PostPosted: Fri Aug 10, 2012 11:25 am
by Nikachelle
KysenMurrin wrote:I'm not aware of any limits on my debit card apart from £250 on ATM withdrawals. At least I can't find a single thing mentioning any limits on my bank's website. I think the most I've used it for, though, was booking flights and hotel earlier this year for about £850.


Restrictions are at a personal level. They would've been included when you first got your debit or credit card (in the fine print) and can fluctuate at any time as the bank sees fit. The web site would be unlikely to list limits as they are different for every person based on personal transaction history.

I seriously just want to stress that just because people are not aware of limits, does not mean that they don't exist.

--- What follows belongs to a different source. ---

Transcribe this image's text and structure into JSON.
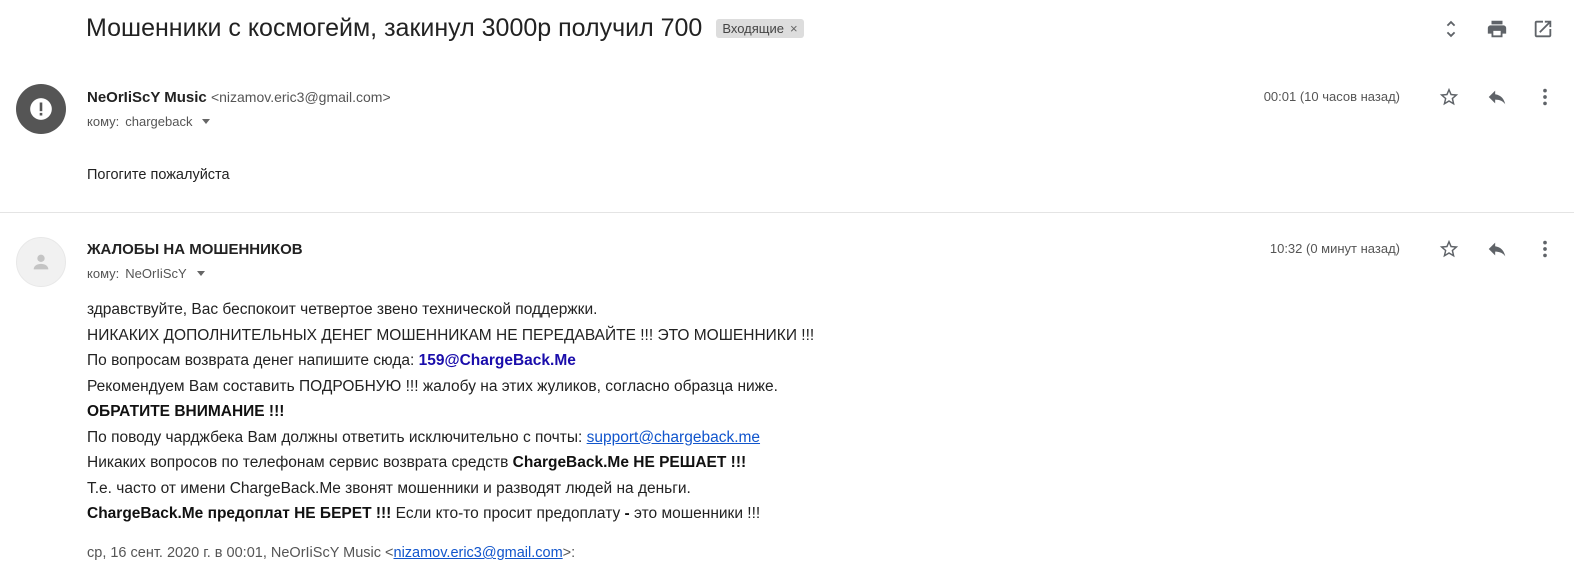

Re: So I heard Blizzard is losing customers

PostPosted: Fri Aug 10, 2012 11:41 am
by halabar
There's another thing about this that pisses me off.. My WoW email address is a "clean" address that I use for a few other services. If that email address starts getting spammed to death, and I have to create a new address to use on all those services, I will be quite upset, and though I don't expect Blizz to answer, I'll send them an invoice for my time cleaning that up.

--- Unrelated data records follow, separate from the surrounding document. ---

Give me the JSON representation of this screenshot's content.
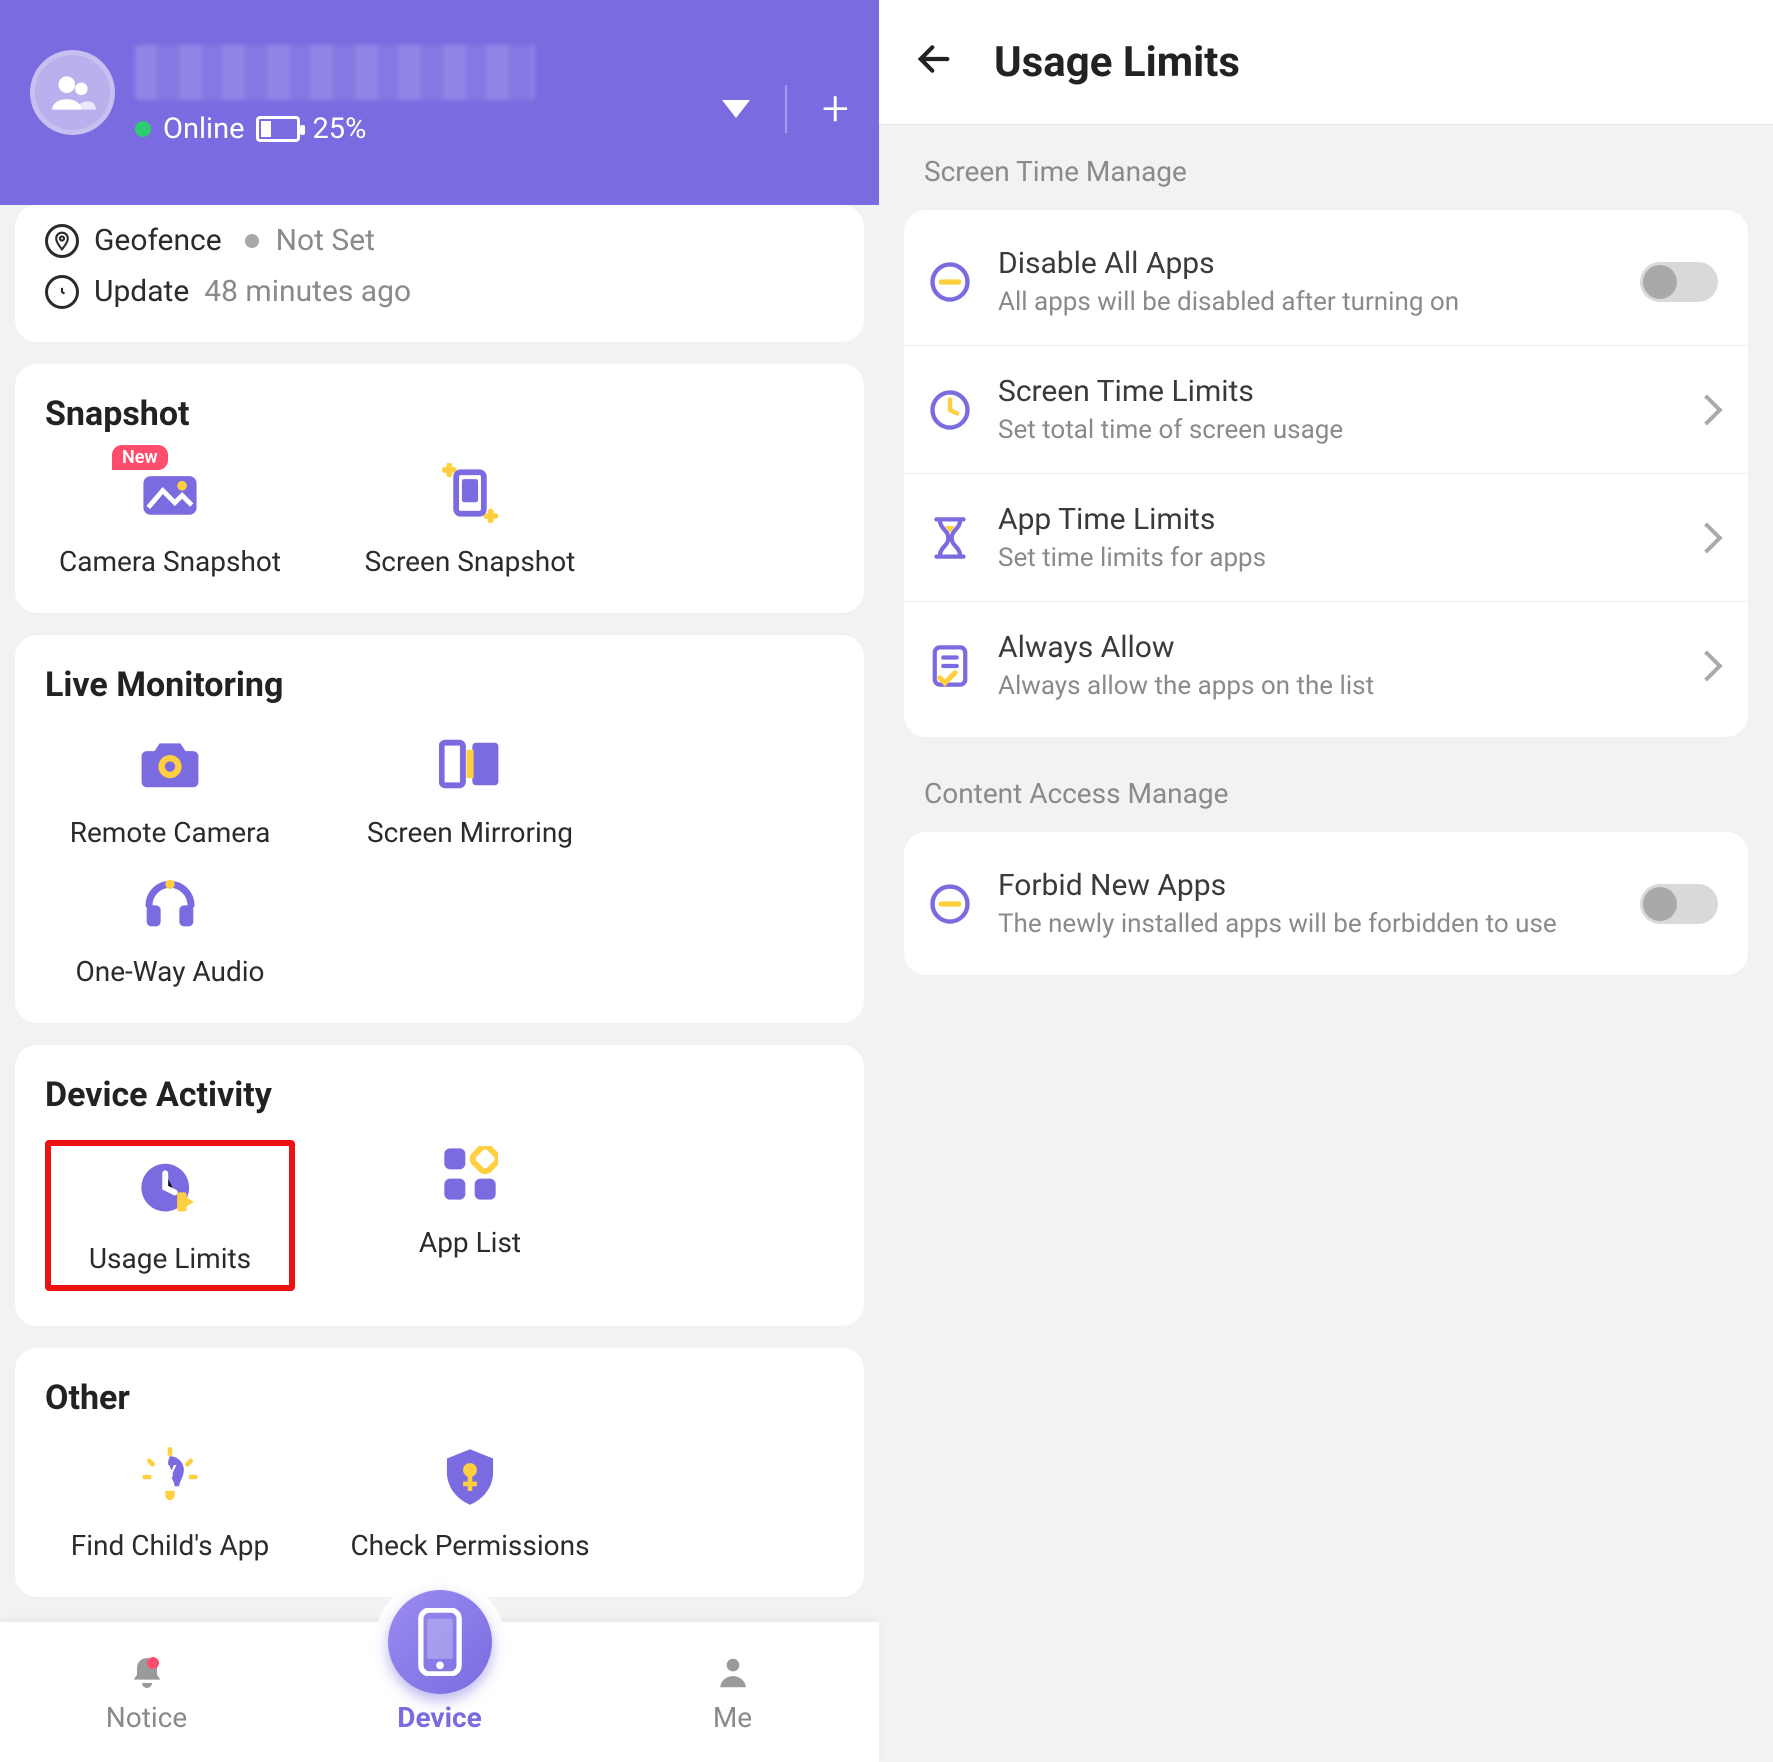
{
  "left": {
    "status": {
      "online": "Online",
      "battery": "25%"
    },
    "topInfo": {
      "geofence_label": "Geofence",
      "geofence_value": "Not Set",
      "update_label": "Update",
      "update_value": "48 minutes ago"
    },
    "sections": {
      "snapshot": {
        "title": "Snapshot",
        "items": [
          {
            "label": "Camera Snapshot",
            "icon": "camera-snapshot-icon",
            "badge": "New"
          },
          {
            "label": "Screen Snapshot",
            "icon": "screen-snapshot-icon"
          }
        ]
      },
      "live": {
        "title": "Live Monitoring",
        "items": [
          {
            "label": "Remote Camera",
            "icon": "remote-camera-icon"
          },
          {
            "label": "Screen Mirroring",
            "icon": "screen-mirroring-icon"
          },
          {
            "label": "One-Way Audio",
            "icon": "one-way-audio-icon"
          }
        ]
      },
      "activity": {
        "title": "Device Activity",
        "items": [
          {
            "label": "Usage Limits",
            "icon": "usage-limits-icon",
            "highlighted": true
          },
          {
            "label": "App List",
            "icon": "app-list-icon"
          }
        ]
      },
      "other": {
        "title": "Other",
        "items": [
          {
            "label": "Find Child's App",
            "icon": "find-child-app-icon"
          },
          {
            "label": "Check Permissions",
            "icon": "check-permissions-icon"
          }
        ]
      }
    },
    "nav": {
      "notice": "Notice",
      "device": "Device",
      "me": "Me"
    }
  },
  "right": {
    "title": "Usage Limits",
    "section1": "Screen Time Manage",
    "items1": [
      {
        "title": "Disable All Apps",
        "sub": "All apps will be disabled after turning on",
        "trailing": "toggle"
      },
      {
        "title": "Screen Time Limits",
        "sub": "Set total time of screen usage",
        "trailing": "chevron"
      },
      {
        "title": "App Time Limits",
        "sub": "Set time limits for apps",
        "trailing": "chevron"
      },
      {
        "title": "Always Allow",
        "sub": "Always allow the apps on the list",
        "trailing": "chevron"
      }
    ],
    "section2": "Content Access Manage",
    "items2": [
      {
        "title": "Forbid New Apps",
        "sub": "The newly installed apps will be forbidden to use",
        "trailing": "toggle"
      }
    ]
  }
}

Re: So I heard Blizzard is losing customers

PostPosted: Fri Aug 10, 2012 1:33 pm
by Fridmarr
Nikachelle wrote:
Fridmarr wrote:I'm 100% certain. In fact I recently used it to drop a rather hefty down payment on a new car. Because of the balances that I maintain at my bank (mostly stemming from my mortgage loan which counts towards that balance) I have a "premium" account that doesn't really have many limits.

That's an assumption then. Just because you can drop a lot of money on a car in one go (even if you paid the entire amount outright) doesn't automatically mean you have zero limits on your account in terms of spending. (For example, my bank's limits used to be $15 000 in a single transaction. Over the years, this has come down significantly, but I can see how that kind of limit would lead people to assume that they had no limits whatsoever.)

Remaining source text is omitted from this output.